Fact Check: Debunking rumour Harper ineligible to run
Stephen Harper and his wife Laureen wave upon arrival in Val D'Or, Quebec on Tuesday April 19, 2011. (Frank Gunn / THE CANADIAN PRESS)
Published Thursday, April 21, 2011 7:17AM EDT
Prime Minister Stephen Harper is eligible to be a candidate in the May 2 election and to seek the country's top political office again, despite the vote of no confidence and finding of contempt against his government by the House of Commons, despite rumours circulating to the contrary.
The Information Services at the Library of Parliament shoved aside the rumours and said the Conservative party leader was not targeted personally by either the vote of no confidence or the contempt of House finding that will send us to the polls on May 2.
It was his government. Not him.
"He was leader of the government when it fell, that has nothing to do with his eligibility," said a spokesperson for the Library. "The vote of no confidence and being in contempt of Parliament was against the government, not Mr. Harper personally."
There is precedence for the vote of no confidence situation. Paul Martin's Liberal government was toppled by a no-confidence vote in November 2005, forcing the January 2006 election.
The basic criteria for eligibility to run for Parliament: "To run for election, you must be 18 (years old) and a Canadian citizen."
And of course, it would be impossible to turn up for work in the House if you are a criminal who is serving a term of imprisonment of more than two-years-less a day – in other words incarcerated in a Federal Penitentiary - so that would make you ineligible.
"You couldn't apply to work at Loblaw's and be in prison.
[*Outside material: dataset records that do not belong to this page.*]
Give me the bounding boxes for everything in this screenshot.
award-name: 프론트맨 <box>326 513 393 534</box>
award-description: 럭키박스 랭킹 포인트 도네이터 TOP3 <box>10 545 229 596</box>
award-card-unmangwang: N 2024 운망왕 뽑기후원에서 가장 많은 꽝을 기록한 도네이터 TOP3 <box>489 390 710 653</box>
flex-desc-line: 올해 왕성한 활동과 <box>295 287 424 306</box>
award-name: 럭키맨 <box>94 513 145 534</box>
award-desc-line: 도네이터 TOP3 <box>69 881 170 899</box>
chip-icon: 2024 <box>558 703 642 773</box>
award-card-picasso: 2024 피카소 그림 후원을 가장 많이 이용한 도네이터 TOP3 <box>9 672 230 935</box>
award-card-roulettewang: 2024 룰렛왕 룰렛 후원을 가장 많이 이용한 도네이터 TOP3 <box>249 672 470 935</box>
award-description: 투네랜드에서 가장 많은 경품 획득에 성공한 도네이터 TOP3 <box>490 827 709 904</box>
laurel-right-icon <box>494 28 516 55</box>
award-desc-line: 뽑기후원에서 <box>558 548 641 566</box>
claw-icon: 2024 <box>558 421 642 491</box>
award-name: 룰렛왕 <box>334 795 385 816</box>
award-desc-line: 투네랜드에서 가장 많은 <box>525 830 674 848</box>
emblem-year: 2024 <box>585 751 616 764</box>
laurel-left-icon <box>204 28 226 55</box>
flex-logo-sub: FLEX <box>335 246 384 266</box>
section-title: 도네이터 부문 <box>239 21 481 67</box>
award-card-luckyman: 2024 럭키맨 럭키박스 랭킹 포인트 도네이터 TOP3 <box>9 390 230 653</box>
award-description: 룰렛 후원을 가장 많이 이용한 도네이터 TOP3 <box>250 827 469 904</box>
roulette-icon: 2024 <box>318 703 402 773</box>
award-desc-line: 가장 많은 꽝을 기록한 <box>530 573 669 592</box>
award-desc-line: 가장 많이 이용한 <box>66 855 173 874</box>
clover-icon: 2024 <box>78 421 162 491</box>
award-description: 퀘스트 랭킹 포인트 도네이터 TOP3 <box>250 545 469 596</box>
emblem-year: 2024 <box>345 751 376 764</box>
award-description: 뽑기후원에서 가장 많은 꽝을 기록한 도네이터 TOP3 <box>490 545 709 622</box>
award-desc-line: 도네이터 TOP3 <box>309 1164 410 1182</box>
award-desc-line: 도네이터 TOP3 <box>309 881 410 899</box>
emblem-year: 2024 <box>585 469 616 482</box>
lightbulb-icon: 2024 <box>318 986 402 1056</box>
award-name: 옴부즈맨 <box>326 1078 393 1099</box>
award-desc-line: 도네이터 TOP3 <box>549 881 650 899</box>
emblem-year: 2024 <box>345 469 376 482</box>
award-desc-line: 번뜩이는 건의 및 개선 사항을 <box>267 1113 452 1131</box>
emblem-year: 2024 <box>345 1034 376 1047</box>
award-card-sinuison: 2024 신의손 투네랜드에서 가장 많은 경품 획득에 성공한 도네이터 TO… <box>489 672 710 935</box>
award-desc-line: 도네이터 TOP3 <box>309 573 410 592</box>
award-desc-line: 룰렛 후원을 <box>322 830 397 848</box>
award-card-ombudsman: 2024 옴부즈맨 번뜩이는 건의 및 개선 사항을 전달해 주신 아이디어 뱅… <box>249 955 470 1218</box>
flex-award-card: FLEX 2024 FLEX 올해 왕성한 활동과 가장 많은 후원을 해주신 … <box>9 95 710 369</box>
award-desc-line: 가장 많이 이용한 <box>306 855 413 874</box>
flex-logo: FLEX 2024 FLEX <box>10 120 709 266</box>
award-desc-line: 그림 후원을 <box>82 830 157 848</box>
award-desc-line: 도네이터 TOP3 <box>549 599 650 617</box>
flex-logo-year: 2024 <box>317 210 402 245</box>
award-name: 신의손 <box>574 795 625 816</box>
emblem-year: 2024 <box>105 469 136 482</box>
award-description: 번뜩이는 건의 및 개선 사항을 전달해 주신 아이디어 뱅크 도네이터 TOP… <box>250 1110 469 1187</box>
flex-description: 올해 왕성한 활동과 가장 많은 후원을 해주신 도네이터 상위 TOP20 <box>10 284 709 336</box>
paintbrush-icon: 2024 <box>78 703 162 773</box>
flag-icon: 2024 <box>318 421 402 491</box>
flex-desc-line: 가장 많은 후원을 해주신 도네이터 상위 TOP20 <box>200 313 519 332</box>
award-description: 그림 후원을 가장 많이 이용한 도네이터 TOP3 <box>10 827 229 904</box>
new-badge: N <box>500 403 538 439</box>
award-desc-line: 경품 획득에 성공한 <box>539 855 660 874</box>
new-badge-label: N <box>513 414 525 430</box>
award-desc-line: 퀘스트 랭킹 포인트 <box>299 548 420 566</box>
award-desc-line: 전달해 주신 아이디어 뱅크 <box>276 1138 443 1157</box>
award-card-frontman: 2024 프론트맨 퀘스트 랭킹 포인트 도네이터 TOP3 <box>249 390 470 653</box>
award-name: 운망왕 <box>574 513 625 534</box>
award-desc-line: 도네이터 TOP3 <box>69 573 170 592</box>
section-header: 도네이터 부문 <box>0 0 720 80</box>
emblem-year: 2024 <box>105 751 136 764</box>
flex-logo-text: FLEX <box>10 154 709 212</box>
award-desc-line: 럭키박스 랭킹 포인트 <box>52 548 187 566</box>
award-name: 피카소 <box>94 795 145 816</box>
You would not be able to go to work," the spokesperson said.
But when you get out of prison, you can then run for Parliament. And if you are the leader of your political party, you can be invited by the Governor General, on behalf of The Queen, to become prime minister if your party wins.
An Elections Canada spokesperson said the Canada Elections Act does not directly address the question.
However, although the Act does not specifically address the question, Section 65 says the following persons are not eligible to be a candidate:
• (a) a person who is not qualified as an elector on the date on which his or her nomination paper is filed; (In other words, not 18 years old or a Canadian citizen at the time they hand it heir nomination papers)
• (b) a person who is disentitled under paragraph 502(3)(a) while they are so disentitled; (502(3)(a) reads 5. No person may (a) vote or attempt to vote at an election knowing that they are not qualified as an elector or not entitled to vote under section 4; or (b) induce another person to vote at an election knowing that the other person is not qualified as an elector or not entitled to vote under section 4.)
• (c) a member of the legislature of a province, the Council of the Northwest Territories or the Legislative Assembly of Yukon or Nunavut;
• (d) a sheriff, clerk of the peace or county Crown Attorney in any of the provinces;
• (e) a person who is not entitled under section 4 to vote; (Section 4 reads:. The following persons are not entitled to vote at an election: (a) the Chief Electoral Officer; (b) the Assistant Chief Electoral Officer; and (c) every person who is imprisoned in a correctional institution serving a sentence of two years or more.
• (f) a judge appointed by the Governor in Council, other than a citizenship judge appointed under the Citizenship Act;
• (g) a person who is imprisoned in a correctional institution;
• (h) an election officer; and
• (i) a person who was a candidate in a previous election and for whom a return, report, document or declaration has not been provided under subsection 451(1), if the time and any extension for providing it have expired.
Not being able to run for office is also a consequence of being caught committing illegal, corrupt practices laid out under 502 (3) (a) of the Act, which says:
Any person who is convicted of having committed an offence that is an illegal practice or a corrupt practice under this Act shall, in addition to any other punishment for that offence prescribed by this Act, in the case of an illegal practice, during the next five years or, in the case of a corrupt practice, during the next seven years, after the date of their being so convicted, not be entitled to:
(a) be elected to or sit in the House of Commons; or
(b) hold any office in the nomination of the Crown or of the Governor in Council.